第22話 悪意が近づく
虹魔石のクエスト報酬は、なんと金貨8枚。
これでアタシの財産は、金貨11枚、大銀貨6枚、銀貨6枚、銅貨43枚。ちなみに、冒険者ギルドの宿泊費とか食費は格安でした。
エデンさんにお願いして、鉄屑を用意してもらい、これに錬金術で、フライパンや鉄皿、お玉とかフライ返しとかトングとか、旅の自炊生活に必要そうなものを作成。
鉄製だからちょっと重いのが玉に傷。アタシの腕力的には問題ないけど、そのうち、ステンレスとかアルミが手に入れば良いなあ。
その他、冒険者ギルド雑貨の中から、リュック、革袋、樽、木箱等を購入。
アタシの影空間収納って、影空間に適当に散らかってるのが、向こうに潜った時に気になってたんだよね。
なので、これらを使って整理整頓です。革袋は、ワイン用と、水用。いつもナツコさんが居る保証もないのだ。

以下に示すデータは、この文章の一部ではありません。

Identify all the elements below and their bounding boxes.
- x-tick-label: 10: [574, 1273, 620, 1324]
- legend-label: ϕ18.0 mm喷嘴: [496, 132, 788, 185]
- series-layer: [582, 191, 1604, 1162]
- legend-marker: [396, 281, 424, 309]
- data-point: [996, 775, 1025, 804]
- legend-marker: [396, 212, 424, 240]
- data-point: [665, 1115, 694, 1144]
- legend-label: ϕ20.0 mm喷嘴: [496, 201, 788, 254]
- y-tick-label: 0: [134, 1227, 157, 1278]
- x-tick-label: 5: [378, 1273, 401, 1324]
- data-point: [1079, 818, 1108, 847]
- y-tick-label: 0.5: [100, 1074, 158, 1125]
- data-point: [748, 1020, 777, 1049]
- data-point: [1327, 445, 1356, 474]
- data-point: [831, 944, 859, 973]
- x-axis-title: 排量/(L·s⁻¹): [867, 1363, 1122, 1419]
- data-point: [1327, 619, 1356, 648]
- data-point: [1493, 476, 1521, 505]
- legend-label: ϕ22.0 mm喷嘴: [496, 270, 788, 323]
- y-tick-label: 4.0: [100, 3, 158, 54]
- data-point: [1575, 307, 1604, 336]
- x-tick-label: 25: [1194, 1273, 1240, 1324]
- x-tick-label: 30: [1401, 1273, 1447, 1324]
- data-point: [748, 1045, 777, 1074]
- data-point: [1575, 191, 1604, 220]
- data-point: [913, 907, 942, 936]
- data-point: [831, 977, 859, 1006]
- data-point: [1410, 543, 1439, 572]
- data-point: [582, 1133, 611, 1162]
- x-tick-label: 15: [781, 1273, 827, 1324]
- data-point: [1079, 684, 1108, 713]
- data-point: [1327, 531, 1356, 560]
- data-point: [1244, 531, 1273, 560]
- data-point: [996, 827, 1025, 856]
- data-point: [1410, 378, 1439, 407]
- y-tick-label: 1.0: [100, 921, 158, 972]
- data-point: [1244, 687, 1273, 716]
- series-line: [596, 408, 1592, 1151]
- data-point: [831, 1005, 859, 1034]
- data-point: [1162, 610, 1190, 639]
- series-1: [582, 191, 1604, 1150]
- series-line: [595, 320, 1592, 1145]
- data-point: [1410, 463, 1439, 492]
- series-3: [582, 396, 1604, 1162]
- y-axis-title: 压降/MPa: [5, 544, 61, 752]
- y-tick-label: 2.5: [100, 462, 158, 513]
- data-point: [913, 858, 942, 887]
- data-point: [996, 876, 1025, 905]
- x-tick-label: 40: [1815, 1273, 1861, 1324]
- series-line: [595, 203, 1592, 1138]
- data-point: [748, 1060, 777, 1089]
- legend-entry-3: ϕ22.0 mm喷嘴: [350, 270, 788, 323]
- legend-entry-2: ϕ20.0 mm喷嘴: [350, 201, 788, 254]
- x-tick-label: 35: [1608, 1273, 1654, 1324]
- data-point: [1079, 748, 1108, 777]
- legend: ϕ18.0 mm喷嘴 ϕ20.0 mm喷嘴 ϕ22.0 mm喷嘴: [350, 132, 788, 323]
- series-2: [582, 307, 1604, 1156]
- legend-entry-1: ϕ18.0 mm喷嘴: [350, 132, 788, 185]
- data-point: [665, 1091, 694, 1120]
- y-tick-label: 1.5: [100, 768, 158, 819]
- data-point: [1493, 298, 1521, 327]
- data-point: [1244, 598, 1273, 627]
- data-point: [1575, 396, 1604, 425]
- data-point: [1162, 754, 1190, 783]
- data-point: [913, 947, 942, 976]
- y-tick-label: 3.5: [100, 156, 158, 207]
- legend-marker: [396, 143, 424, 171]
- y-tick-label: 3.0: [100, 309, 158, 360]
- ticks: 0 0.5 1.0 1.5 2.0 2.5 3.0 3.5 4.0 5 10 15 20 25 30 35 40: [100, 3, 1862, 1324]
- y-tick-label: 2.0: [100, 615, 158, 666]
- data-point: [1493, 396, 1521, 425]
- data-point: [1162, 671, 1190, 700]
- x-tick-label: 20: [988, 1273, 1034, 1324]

その他、大カエルの皮を加工した、防水シートや毛布、ランタン等も準備した。後は、明日に備えて……って、今日もアイスクリーム作るの?!ソニアさん!
エデンさんとこには、魔道具で冷蔵庫があるから大丈夫?!
そうか……それならば、アタシの旅途中用のオヤツ分も確保しちゃおう。
影空間は時間動かないしね!
そんな風に過ごして、いよいよ翌日。冒険者ギルド出張所に、1人の騎士がやって来た。
ランテルム公爵家騎士ジェコス・ゴリデスは、野心と猜疑心にまみれた男であった。
今回の虹魔石の探索を出世のチャンスと捉え、ユリースの身を案じるよりは、誰が成果を上げるのかが肝心と考えていた。
それがどうだ、一介の冒険者が虹魔石を納め、公爵から報償を与えるためにランテルム家に案内されると。
よりによって、その役目が一番近くにいた自分に回ってきた。
アーダンの生死などどうでも良いが、むしろチャンスになるかも、とジェコスは思い付く。
きっとその冒険者は、アーダンを手助けしながら裏切り、手柄を一人占めしたに違いない。自分はその不正を暴くことによって、虹魔石ほどではなくとも名誉を得るのだ。何、騎士であり男爵でもある自分の言葉は、たかが冒険者と比べるまでもない。
冒険者ギルドにやって来たジェコスは、エデンとペネロッテを前にして話し始めた。
「ジェコス・ゴリデス、騎士であり、爵位は男爵だ。まずは、アーダンの遺品を見せてもらおう」
ジェコスの雰囲気にエデンとペネロッテはキナ臭いものを感じたが、ペネロッテが影空間からアーダンの剣だけをその場に出して見せる。